„Wir sind tief besorgt wegen des israelischen Regierungsplans“, sagte der Sprecher des US-Außenministeriums, Ned Price, in Washington. Die US-Regierung lehne den Ausbau der israelischen Siedlungen im Westjordanland „entschieden“ ab, da dies den Bemühungen um Deeskalation entgegenlaufe und die Aussichten auf eine Zwei-Staaten-Lösung gefährde.

Mit diesem Modell für den Nahost-Konflikt ist die friedliche Koexistenz des von den Palästinensern angestrebten eigenen Staates und des Staates Israel gemeint. Price kündigte an, dass die US-Regierung die Siedlungspläne gegenüber israelischen Regierungsvertretern unter Ausschluss der Öffentlichkeit ansprechen werde.

Es ist das erste Mal seit Jahren, dass die USA öffentliche und harte Kritik an der israelischen Siedlungspolitik üben. US-Präsident Joe Biden setzt sich damit scharf von dem Kurs seines Amtsvorgängers Donald Trump ab. Unter Trump hatten die USA die israelischen Siedlungsaktivitäten in besetzten palästinensischen Gebieten pauschal gebilligt.
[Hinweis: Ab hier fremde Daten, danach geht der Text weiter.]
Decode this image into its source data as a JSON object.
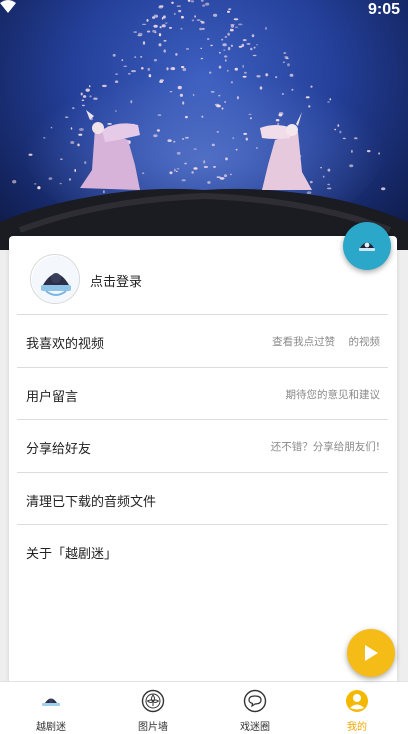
{
  "status_bar": {
    "time": "9:05",
    "wifi_icon": "wifi-icon"
  },
  "profile": {
    "login_label": "点击登录"
  },
  "menu": [
    {
      "title": "我喜欢的视频",
      "hint": "查看我点过赞    的视频"
    },
    {
      "title": "用户留言",
      "hint": "期待您的意见和建议"
    },
    {
      "title": "分享给好友",
      "hint": "还不错？分享给朋友们!"
    },
    {
      "title": "清理已下载的音频文件",
      "hint": ""
    },
    {
      "title": "关于「越剧迷」",
      "hint": ""
    }
  ],
  "nav": [
    {
      "label": "越剧迷",
      "icon": "opera-fan-logo-icon"
    },
    {
      "label": "图片墙",
      "icon": "flower-badge-icon"
    },
    {
      "label": "戏迷圈",
      "icon": "chat-bubble-icon"
    },
    {
      "label": "我的",
      "icon": "user-avatar-icon"
    }
  ],
  "colors": {
    "accent_teal": "#2aa7c9",
    "accent_yellow": "#f5bb16",
    "active_nav": "#f0a800"
  }
}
Israelisches Bauvorhaben im Westjordanland (Archivbild)

Ein Großteil der internationalen Gemeinschaft stuft den israelischen Siedlungsbau im Westjordanland als völkerrechtswidrig ein. Der UN-Sicherheitsrat forderte Israel Ende 2016 zu einem vollständigen Siedlungsstopp in den besetzten Palästinensergebieten einschließlich Ost-Jerusalems auf.

Die israelische Regierung hatte am Wochenende den Bau von mehr als 1300 neuen Siedler-Wohnungen im besetzten palästinensischen Westjordanland angekündigt. Sie sollen in sieben bereits bestehenden Siedlungen gebaut werden. Es handelte sich um die erste derartige Entscheidung der neuen israelischen Regierung unter Ministerpräsident Naftali Bennett.